Investing for Beginners: How to Tackle the Stock Market


Thinking about investing some money and want to give the market a try? The prospect of investing money in stocks can seem overwhelming. But, with a little research and patience, nearly anyone can make money investing in the stock market.

If you are looking to invest, there are two things you absolutely must have: a little bit of money and some patience. Once you get started and pay attention to market fluctuations and economic forecasts, then you can begin to be a bit more impatient with your money.


Investment 101: Getting Started


Getting started is a little daunting because there are so many options available to investors like yourself. Tons of online and brick and mortar brokerages are competing for your business, but which one to choose?


Online Brokers


Most beginning investors will begin trading online. It’s accessible and much less intimidating than meeting in an office with a broker. Many online brokers offer guides and tips for beginners. Online brokers are easy to use and provide a convenient way to make money. Below are some of the more prominent online brokers:
  • ETrade – one of the oldest and most trusted online brokers. They offer a wide variety of investments for all types of investors.
  • Ally Invest – a lower-cost alternative to ETrade with minimal commission fees and resources geared towards the beginning investor.
  • Robinhood – a no-commission online broker with a simple platform and a variety of investment opportunities, including cryptocurrencies.


Robo-Advisors


Yes, robo-advisors are a real thing and are turning the investment world upside down. As the name suggests, robo-advisors are online brokers who do all the work of investing for you. When you sign up, you indicate how much you’d like to spend, how much risk you are willing to take, and then the robo-advisor takes over.

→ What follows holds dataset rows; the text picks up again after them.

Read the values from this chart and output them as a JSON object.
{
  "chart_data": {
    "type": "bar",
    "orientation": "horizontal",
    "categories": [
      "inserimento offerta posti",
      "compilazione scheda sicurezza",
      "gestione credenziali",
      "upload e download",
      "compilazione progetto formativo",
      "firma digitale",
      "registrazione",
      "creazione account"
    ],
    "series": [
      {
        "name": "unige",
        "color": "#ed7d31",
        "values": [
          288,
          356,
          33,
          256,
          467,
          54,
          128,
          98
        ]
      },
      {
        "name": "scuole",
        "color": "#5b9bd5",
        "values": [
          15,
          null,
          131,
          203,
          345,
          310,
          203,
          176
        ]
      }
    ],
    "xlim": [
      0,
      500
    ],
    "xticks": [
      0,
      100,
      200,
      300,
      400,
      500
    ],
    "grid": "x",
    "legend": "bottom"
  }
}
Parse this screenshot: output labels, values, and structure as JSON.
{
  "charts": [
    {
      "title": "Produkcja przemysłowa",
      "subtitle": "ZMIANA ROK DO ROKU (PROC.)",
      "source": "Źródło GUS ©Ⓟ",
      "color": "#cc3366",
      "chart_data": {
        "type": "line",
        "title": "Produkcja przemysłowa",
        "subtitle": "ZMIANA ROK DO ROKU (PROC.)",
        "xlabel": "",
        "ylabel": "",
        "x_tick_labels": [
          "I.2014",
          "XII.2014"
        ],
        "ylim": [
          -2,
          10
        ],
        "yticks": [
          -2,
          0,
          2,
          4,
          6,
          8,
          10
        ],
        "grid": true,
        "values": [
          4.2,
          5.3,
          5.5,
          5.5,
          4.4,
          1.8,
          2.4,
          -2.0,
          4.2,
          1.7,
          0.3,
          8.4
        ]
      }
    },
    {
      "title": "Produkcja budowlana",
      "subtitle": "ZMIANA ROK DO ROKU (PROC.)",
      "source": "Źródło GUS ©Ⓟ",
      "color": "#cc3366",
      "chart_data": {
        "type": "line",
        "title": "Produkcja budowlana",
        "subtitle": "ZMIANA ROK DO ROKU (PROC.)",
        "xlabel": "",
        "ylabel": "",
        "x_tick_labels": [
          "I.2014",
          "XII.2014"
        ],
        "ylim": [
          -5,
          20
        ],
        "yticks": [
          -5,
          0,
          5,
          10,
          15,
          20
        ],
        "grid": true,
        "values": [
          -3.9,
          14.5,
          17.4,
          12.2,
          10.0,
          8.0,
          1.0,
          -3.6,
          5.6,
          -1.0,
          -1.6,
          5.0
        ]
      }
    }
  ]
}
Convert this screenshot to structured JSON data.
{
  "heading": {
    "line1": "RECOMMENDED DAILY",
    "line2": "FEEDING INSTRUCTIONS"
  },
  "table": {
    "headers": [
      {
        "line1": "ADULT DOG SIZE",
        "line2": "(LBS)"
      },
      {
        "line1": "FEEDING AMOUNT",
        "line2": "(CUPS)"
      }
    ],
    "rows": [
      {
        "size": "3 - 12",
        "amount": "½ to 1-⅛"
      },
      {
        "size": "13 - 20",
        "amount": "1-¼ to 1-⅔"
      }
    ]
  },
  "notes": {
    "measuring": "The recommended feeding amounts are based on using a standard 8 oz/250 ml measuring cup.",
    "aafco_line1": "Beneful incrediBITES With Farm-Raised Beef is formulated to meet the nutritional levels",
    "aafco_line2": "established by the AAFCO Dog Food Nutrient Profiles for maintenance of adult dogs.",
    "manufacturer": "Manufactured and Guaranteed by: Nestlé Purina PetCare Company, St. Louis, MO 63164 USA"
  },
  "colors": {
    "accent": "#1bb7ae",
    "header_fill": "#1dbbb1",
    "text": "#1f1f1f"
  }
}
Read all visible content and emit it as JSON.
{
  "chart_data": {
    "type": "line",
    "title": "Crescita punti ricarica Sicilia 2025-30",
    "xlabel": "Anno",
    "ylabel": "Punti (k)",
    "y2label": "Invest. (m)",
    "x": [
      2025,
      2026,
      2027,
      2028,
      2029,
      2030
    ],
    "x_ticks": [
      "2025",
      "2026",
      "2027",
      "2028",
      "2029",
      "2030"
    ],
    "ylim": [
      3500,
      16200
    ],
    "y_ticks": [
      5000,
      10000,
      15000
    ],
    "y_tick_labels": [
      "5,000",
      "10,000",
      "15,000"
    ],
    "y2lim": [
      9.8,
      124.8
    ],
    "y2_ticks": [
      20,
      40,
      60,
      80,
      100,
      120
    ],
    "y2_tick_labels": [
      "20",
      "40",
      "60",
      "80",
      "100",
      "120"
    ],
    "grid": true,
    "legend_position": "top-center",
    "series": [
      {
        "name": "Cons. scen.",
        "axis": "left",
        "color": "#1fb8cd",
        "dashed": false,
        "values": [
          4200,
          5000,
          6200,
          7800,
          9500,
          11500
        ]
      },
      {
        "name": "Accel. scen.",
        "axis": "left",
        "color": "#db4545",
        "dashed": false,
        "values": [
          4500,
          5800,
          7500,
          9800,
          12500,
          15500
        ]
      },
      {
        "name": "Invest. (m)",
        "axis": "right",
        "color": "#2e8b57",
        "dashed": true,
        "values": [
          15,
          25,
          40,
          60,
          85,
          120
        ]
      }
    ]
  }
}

The benefits of robo-advisors are that they offer low rates and hands-off management. If you have a couple of thousand dollars but no time to invest it, then a robo-advisor is your answer. While some robo-advisors are merely online vehicles for investment, some offer human resources and highly varied investment options.

Some of the better-known robo-advisors are Betterment and WealthSimple, but there are many more. Think of a robo-advisor as a sort of middle ground between a broker and traditional online investing. You get a basic level of “advice” from the robo-broker, with the convenience of transacting all the business online.


Related: How To Find the Best Bank For You



Full-Service Stockbrokers


If the online experience doesn’t suit you, then you’ll need to head to your nearest brokerage firm. A stockbroker will act much like a financial advisor while investing your money in one of their products. But, they will also help you map out an overall investing goal that corresponds to your lifestyle and spending habits.


Types of Investments in the Stock Market


Once you’ve chosen a vehicle for investing, it’s time to learn a little about how the stock market operates. First, most people do not buy stocks of a single company. Most stocks are sold in bundles with various names, such as mutual and index funds.


Mutual Funds


Most experienced investors will tell you that you need to “diversify your portfolio.” All that means is that you should invest in a wide variety of stocks to minimize losses and maximize your profits. Diversification insulates you from industry-specific downturns that catch investors by surprise. Mutual funds are groups of stocks that are purposely diversified, so you don't need to do the work yourself!


Index Funds


Index funds are groups of stocks, but not as diversified. The S&P 500 and Dow Jones Industrial Average, or “The Dow,” are indexes that are bellwethers for stock market health. You can invest in these indexes.


Exchange-Traded Funds


ETFs are becoming an increasingly popular way to diversify a portfolio with a single transaction. Similar to mutual funds, these funds are a bundle of stocks and other securities, such as bonds, currencies, commodities, and more. They differ from mutual funds in that they are listed on the stock exchange as a single fund and can be bought and sold anytime during the day.

Index and mutual funds are often for the long-term. If you want short term, individual stock trading, then be aware that many online brokers charge commission. Etrade, for example, charges a 7$ commission on each trade. Thus, if you buy and sell one stock, you are down an additional $14. ETFs can be a long or short-term investment.


Stock Market Resources


Before you tackle the stock market, you need to crash course in the stock market that only experts can provide. Luckily the internet has a plethora of options when it comes to learning about where, when, and how to invest.


Online Resources


Some well-known websites are set up to help beginning investors make sense of everything, particularly Motley Fool and Morningstar. While Google can tell you the difference between an EFT and an IPO, these websites give industry and company-specific intel that can be useful for both advanced and beginning investors.


Other Resources


If you still don’t completely trust the online investment experience, then there are other options. You may be forgetting about the one investment resource right under your nose: your local bank. Your bank will offer some investment services, and as their customer, you can meet with one of their investment advisors free of charge.